Pui Pui Entry 10
Let's get busy uvw mapping. Lot's of fun ahead. Woohoo!
The plan of attack is to explode the various pieces, apply various mapping
methods, and arrange things to taste. Not terribly difficult, but it can
get confusing. One of the most important things to remember is to *never
ever* create or destroy vertices! This will mess up the vert numbers and
things will go bad in a hurry. I've done this on accident in the past,
and back tracking is not fun.
Three main tools (for Max):
1) UVW Map - this is used to apply various uvw mapping methods to the
mesh or selected parts of it: planar, cylinder, spherize, and a few others.
2) Unwrap UVW - this is used to move the uvw points around by hand. Very
nice tool.
3) Textporter - this is to export the wireframe to a raster file.
Gonna do the armour first.

1) Isolate the armour and hide everything else.
2) Flip the armour around, grab those two back pieces, detach them, and
move them to the front.
3) Here is the solar plexis and those two back pieces with UVW > Planar
applied to them. The orange rectangle is the virtual texture and that
little orange nib at the top of the rectangle shows were the top of the
texture is.
Pretty easy so far. Time to do the pecs, shoulder, and the rest of the
back. Select them, and apply Cylinder UVW mapping.

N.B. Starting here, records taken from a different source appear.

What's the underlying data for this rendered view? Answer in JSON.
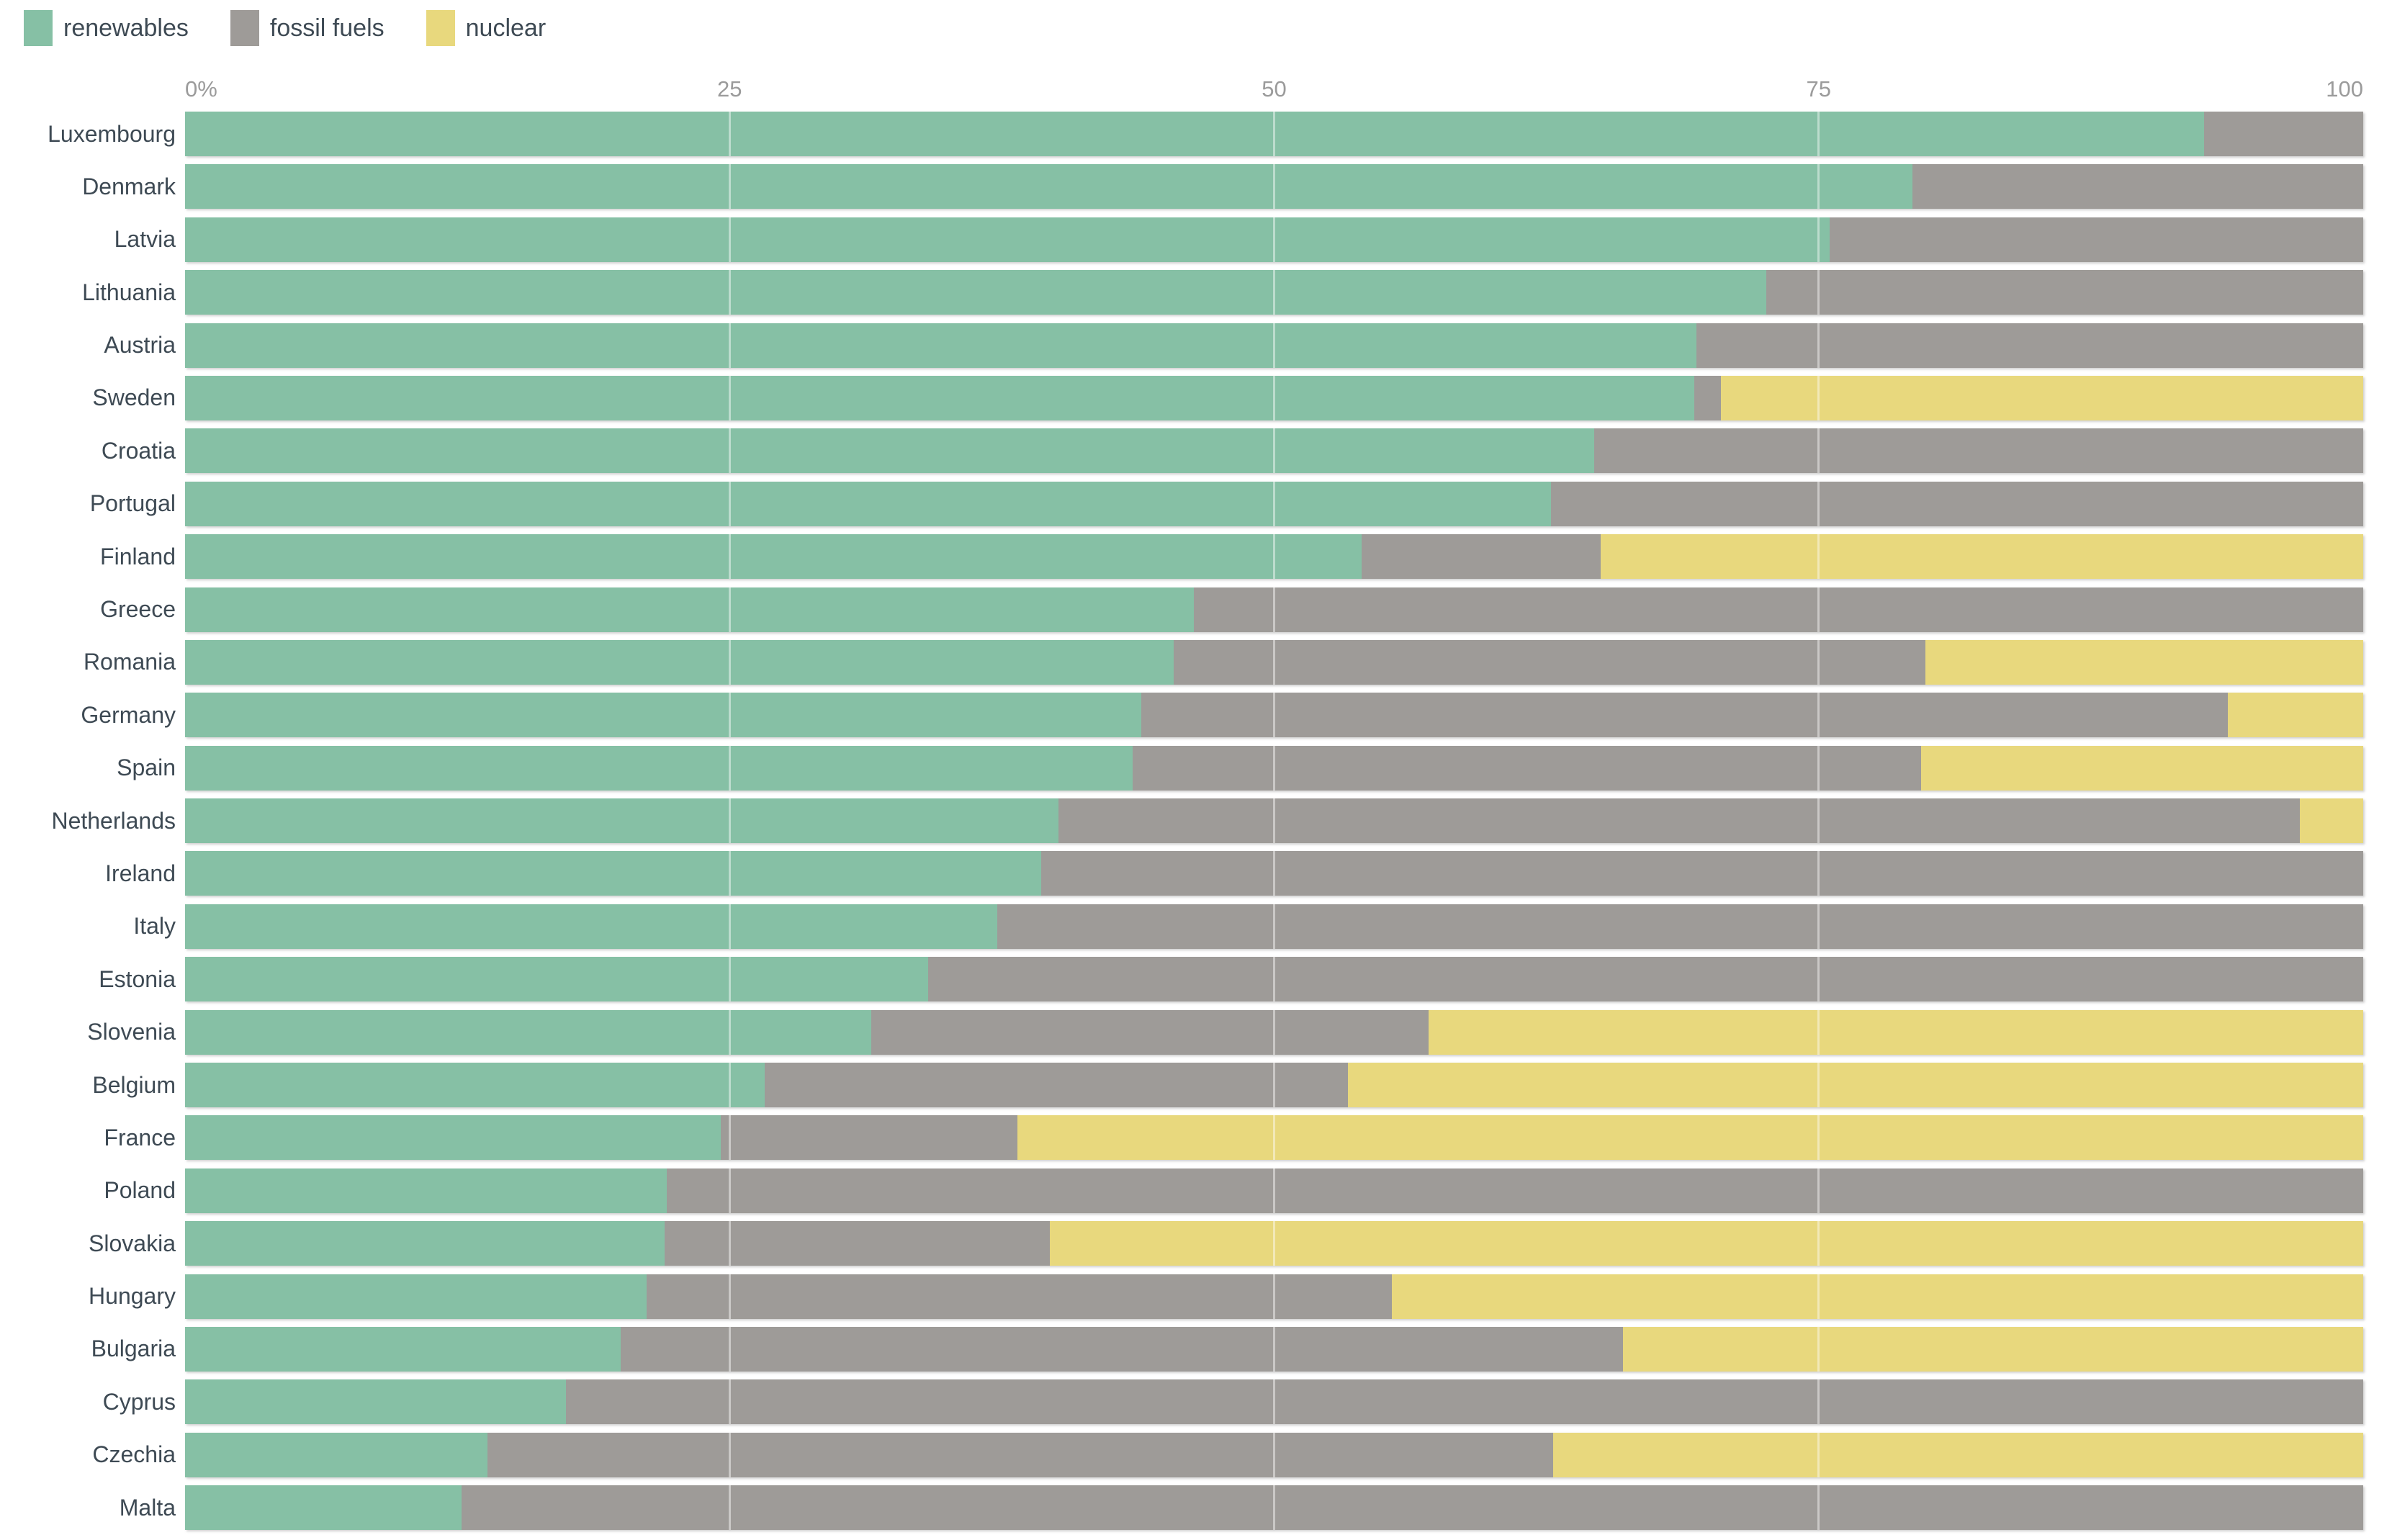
{
  "legend": {
    "items": [
      {
        "label": "renewables",
        "color": "#86C0A5"
      },
      {
        "label": "fossil fuels",
        "color": "#9E9B98"
      },
      {
        "label": "nuclear",
        "color": "#E8D87D"
      }
    ]
  },
  "axis": {
    "tick_labels": [
      "0%",
      "25",
      "50",
      "75",
      "100"
    ],
    "tick_positions": [
      0,
      25,
      50,
      75,
      100
    ]
  },
  "chart_data": {
    "type": "bar",
    "orientation": "horizontal",
    "stacked": true,
    "unit": "percent of electricity mix",
    "xlim": [
      0,
      100
    ],
    "x_ticks": [
      0,
      25,
      50,
      75,
      100
    ],
    "gridlines": [
      25,
      50,
      75
    ],
    "grid": true,
    "legend_position": "top-left",
    "categories": [
      "Luxembourg",
      "Denmark",
      "Latvia",
      "Lithuania",
      "Austria",
      "Sweden",
      "Croatia",
      "Portugal",
      "Finland",
      "Greece",
      "Romania",
      "Germany",
      "Spain",
      "Netherlands",
      "Ireland",
      "Italy",
      "Estonia",
      "Slovenia",
      "Belgium",
      "France",
      "Poland",
      "Slovakia",
      "Hungary",
      "Bulgaria",
      "Cyprus",
      "Czechia",
      "Malta"
    ],
    "series": [
      {
        "name": "renewables",
        "color": "#86C0A5",
        "values": [
          92.7,
          79.3,
          75.5,
          72.6,
          69.4,
          69.3,
          64.7,
          62.7,
          54.0,
          46.3,
          45.4,
          43.9,
          43.5,
          40.1,
          39.3,
          37.3,
          34.1,
          31.5,
          26.6,
          24.6,
          22.1,
          22.0,
          21.2,
          20.0,
          17.5,
          13.9,
          12.7
        ]
      },
      {
        "name": "fossil fuels",
        "color": "#9E9B98",
        "values": [
          7.3,
          20.7,
          24.5,
          27.4,
          30.6,
          1.2,
          35.3,
          37.3,
          11.0,
          53.7,
          34.5,
          49.9,
          36.2,
          57.0,
          60.7,
          62.7,
          65.9,
          25.6,
          26.8,
          13.6,
          77.9,
          17.7,
          34.2,
          46.0,
          82.5,
          48.9,
          87.3
        ]
      },
      {
        "name": "nuclear",
        "color": "#E8D87D",
        "values": [
          0,
          0,
          0,
          0,
          0,
          29.5,
          0,
          0,
          35.0,
          0,
          20.1,
          6.2,
          20.3,
          2.9,
          0,
          0,
          0,
          42.9,
          46.6,
          61.8,
          0,
          60.3,
          44.6,
          34.0,
          0,
          37.2,
          0
        ]
      }
    ]
  }
}
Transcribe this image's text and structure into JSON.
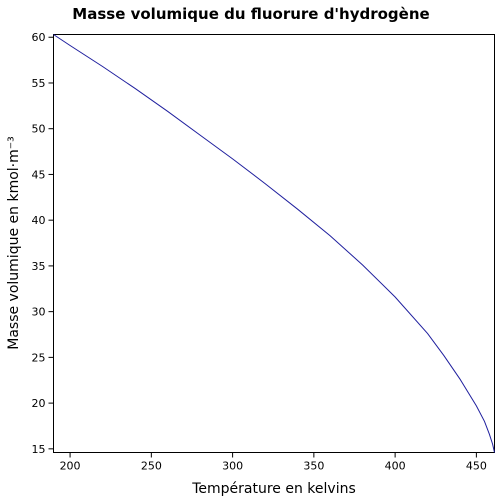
{
  "chart_data": {
    "type": "line",
    "title": "Masse volumique du fluorure d'hydrogène",
    "xlabel": "Température en kelvins",
    "ylabel": "Masse volumique en kmol·m⁻³",
    "xlim": [
      189.8,
      461.15
    ],
    "ylim": [
      14.6,
      60.3
    ],
    "xticks": [
      200,
      250,
      300,
      350,
      400,
      450
    ],
    "yticks": [
      15,
      20,
      25,
      30,
      35,
      40,
      45,
      50,
      55,
      60
    ],
    "grid": false,
    "legend": "none",
    "series": [
      {
        "color": "#1f1f9e",
        "x": [
          189.8,
          200,
          220,
          240,
          260,
          280,
          300,
          320,
          340,
          360,
          380,
          400,
          420,
          430,
          440,
          450,
          455,
          458,
          460,
          461.15
        ],
        "y": [
          60.3,
          59.1,
          56.8,
          54.4,
          51.9,
          49.3,
          46.7,
          44.0,
          41.2,
          38.3,
          35.1,
          31.6,
          27.6,
          25.2,
          22.6,
          19.7,
          18.0,
          16.6,
          15.5,
          14.6
        ]
      }
    ]
  }
}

This is kind of harder to visualize, but you should be able to get it.
I tossed in two red arrows to show the nib and seam. The little yellow
nib is the top of the texture, and that green line is the seam between
the right and left sides of the texuture.
Okay, time for the ribcage pieces. For this, I decided to move them around
a bit, a tad of rotation, and cylinder map them.

Again, two red arrows showing the nib (top of the texture) and the green
line (the seam between right and left). Once these pieces are tossed into
Unwrap UVW, some tweaking of the points has to be done. No big deal.
Some of the points are too close and some of the points are too far.
This will cause distortion when the texture is applied. Not good. What's
equally not good is that I blindly moved them around. I should have done
the checker trick, but I don't want to get totally anal.
Checker trick? What's that? Glad you asked.

That's the checker trick. Basically apply a checker pattern, them mess
with the uvw verts visually. On the left, the vertical stretching is rather
apparent. So, in Unwrap UVW, I grabbed groups of verts and moved them
up-n-down until I was happy. On the right, you can see that the stretching
has be greatly reduced. There are still a few uv verts that could stand
some tweaking, but, like I said, I don't want to get totally anal. Those
few little spots should be survivable.
Then toss all of the pieces into Unwrap UVW and arrange them in a way
that makes sense. You know, in a way that easy to visualize the 2d texture
to the 3d model. Here is the final wireframe at a reduced size:

That wireframe is at 250x250, but my working wire is at 500x500. Actually,
any square texture can be used. I could use 1956x1956 if I wanted to,
and it would look just fine. This aspect of uvw mapping could very easily
turn into a long discussion about ratios, but currently not the scope
of these discussions.
Take the wireframe into PhotoShop and use it as a template. Prep work
in PS was pretty painless. I turned the outside black to a lighter shade
of gray, set the mode to Multiply, and painted on a layer underneath it.
Save it out like that as a working PSD, then export another rastor to
be used on the model (with the wireframe layer turned off, of course).

There is a chunk of the raw wireframe, a chunk of a quick texture, and
how it looks on the model. Pretty spiffy, eh? Although, there is still
a touch of distortion going on as illustrated by the smiley face.
You should be getting a real taste of the process involved with modeling
and all that. This is just one character -- imagine doing a full-length
movie with high-poly character in full-blown environments. Can you appreciate
it? I know I can.
More uvw mapping to come, but I'm going to step it up a bit now that
you've had a pretty close look at it.
Not sure when I'll get to talking about the wrist problem that Stu mentioned.
All I can really say right now is that it can be a real nightmare.